Who a data science bootcamp can help, and where they overpromise. It’s pretty common that I get asked if a data science bootcamp is worth it. Bootcamps tend to overpromise to those without a highly technical background. If you’re not already most of the way there, a bootcamp won’t make you a data scientist.
It’s pretty common that I get asked if a data science bootcamp (or a part-time Master’s program, which for the most part I put in the same category) is worth it. Just to get my credentials out of the way as I weigh in: I have taught for a couple of Master’s programs and an online bootcamp, as well as having gone through a bootcamp myself when I was making the transition into data science.
I’ve written some thoughts on bootcamps in the past.

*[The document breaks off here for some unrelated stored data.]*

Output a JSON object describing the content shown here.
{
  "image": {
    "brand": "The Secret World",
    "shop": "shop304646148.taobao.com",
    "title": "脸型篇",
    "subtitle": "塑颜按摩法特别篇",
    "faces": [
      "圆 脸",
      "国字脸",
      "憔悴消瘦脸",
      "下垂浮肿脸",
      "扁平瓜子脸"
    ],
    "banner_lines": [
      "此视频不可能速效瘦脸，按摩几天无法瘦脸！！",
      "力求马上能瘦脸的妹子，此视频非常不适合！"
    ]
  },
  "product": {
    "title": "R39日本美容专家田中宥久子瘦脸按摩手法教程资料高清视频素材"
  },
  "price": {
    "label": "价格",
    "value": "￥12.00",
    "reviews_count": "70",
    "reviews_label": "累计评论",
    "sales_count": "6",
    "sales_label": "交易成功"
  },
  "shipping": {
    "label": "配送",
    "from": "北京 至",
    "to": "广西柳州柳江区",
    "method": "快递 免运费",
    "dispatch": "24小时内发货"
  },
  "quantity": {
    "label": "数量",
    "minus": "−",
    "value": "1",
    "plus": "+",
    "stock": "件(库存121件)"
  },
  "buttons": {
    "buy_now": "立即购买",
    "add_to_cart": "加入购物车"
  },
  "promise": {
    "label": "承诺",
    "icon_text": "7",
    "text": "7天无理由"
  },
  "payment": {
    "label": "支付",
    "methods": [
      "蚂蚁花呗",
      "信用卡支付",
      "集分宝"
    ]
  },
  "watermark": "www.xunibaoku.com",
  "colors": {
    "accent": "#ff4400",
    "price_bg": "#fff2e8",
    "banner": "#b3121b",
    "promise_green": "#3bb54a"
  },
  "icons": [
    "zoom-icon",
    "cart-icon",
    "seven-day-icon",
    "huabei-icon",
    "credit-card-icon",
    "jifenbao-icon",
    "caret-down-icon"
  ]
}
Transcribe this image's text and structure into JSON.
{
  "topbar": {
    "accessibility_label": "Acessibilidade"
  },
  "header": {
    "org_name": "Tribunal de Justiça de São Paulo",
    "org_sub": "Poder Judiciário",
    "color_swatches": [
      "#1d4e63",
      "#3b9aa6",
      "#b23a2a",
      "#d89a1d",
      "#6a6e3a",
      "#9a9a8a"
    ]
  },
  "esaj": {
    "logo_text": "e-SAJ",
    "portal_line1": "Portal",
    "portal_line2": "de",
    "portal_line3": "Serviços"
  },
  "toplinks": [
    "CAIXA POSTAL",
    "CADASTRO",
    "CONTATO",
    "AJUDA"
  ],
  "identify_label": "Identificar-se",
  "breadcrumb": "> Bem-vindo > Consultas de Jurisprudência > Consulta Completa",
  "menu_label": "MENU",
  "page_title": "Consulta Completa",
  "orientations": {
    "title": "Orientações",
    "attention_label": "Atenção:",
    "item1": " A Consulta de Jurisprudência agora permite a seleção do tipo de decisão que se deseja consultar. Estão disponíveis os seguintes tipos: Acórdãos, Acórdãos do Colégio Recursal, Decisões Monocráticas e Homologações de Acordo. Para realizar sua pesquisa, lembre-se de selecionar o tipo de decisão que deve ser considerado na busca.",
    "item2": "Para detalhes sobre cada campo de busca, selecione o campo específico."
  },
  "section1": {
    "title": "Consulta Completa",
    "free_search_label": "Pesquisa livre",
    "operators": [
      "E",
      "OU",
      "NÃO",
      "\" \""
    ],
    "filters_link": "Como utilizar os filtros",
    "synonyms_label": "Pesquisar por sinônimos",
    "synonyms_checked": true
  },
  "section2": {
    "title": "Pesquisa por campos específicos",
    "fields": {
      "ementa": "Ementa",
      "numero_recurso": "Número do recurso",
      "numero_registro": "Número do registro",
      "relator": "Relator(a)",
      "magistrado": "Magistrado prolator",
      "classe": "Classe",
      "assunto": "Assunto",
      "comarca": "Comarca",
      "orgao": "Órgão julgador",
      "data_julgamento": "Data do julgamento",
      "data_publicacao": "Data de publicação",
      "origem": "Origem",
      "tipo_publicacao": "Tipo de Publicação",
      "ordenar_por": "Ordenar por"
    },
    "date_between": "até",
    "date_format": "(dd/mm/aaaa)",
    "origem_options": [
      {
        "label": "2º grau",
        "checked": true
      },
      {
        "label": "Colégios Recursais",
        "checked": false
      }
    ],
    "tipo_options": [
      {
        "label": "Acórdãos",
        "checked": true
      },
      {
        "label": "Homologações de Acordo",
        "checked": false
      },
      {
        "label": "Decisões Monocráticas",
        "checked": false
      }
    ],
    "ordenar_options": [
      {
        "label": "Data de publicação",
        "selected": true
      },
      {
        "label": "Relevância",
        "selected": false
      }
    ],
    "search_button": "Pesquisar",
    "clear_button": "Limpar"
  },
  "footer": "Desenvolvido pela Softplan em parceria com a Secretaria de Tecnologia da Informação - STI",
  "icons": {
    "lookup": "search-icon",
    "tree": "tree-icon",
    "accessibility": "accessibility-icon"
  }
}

The trouble is, it’s a hard question to give a single general answer for. Everyone has different skills and different goals. However, I think one thing is pretty constant: bootcamps tend to overpromise to those without a highly technical background. If you’re not already most of the way there, a bootcamp won’t make you a data scientist.
Let me give a few thoughts on bootcamps for people at different stages in their data science learning:
Starting from scratch: Let me be blunt. If you have little to no experience with programming, data, or statistics, a 6 month part-time program isn’t going to make you a data scientist. You might learn some cool skills, and if you put in the work you might land an entry-level data analyst position. Data science positions are generally considered pretty senior, or at least highly skilled. A short program simply isn’t enough time to gain the levels of competency expected in the foundational skills.
Academic backgrounds: I think those coming from a quantitative academic background are some of the best candidates for bootcamps (full disclosure, this was my background). Most quantitative academics have passable coding skills, know statistics, and have experience working with and telling stories about data. Bootcamps give a taste of the breadth of tools out there, some practice using some of the popular tools in data science, and some coding practice. Generally, people with this kind of background are the ones I see most reliably go on to actually get data science positions following a bootcamp. As an added bonus, there are programs like Data Incubator and Insight that are free for promising candidates coming from academic backgrounds. That said, many make the transition without needing a bootcamp, so while I think they can be useful, it might be worth getting a sense for your prospects on the job market without one first.